Anything is doable. There are no absolutes when it comes to these situations.
You can decide not to resume the vent if the patient can’t breathe, decide not to use CPR for resuscitation and use only drugs, use no drugs or CPR.

Another thing you may want to keep in mind: if there is no wife and no medical care proxy, the oldest child is the legal next of kin and legal decision maker. That doesn't mean they won't take the wishes of the others into account, but legally that individual can call the shots.

Questions? Comments?
Kelly has worked in the medical field for over twenty years, mainly at large medical centers. With experience in a variety of settings, chances are Kelly may have seen it.

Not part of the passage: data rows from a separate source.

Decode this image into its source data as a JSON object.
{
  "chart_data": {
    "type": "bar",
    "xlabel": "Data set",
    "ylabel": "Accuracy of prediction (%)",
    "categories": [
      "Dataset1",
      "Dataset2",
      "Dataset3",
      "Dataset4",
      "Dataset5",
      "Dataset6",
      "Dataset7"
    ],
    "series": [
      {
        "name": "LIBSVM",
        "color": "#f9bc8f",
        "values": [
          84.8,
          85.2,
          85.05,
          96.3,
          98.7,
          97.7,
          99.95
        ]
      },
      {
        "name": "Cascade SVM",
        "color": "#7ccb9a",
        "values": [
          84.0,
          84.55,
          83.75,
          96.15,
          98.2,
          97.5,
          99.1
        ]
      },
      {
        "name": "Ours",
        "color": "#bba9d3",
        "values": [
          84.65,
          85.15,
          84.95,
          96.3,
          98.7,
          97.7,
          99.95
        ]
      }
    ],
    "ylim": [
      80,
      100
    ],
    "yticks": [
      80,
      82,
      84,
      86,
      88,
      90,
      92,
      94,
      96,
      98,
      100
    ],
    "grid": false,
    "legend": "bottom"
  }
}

Sometimes truth seems stranger than fiction in medicine, but accurate medicine in fiction is fabulous.
Find her fiction at


  1. As always, a great post. Keep up the great work, and be sure to pace yourself. We don't want you to burn yourself out.

    SS Hampton, Sr., MIU Writer

    1. Thanks, SS.
      I pace as I can. Hoping to get permission for some cool pics in the near future.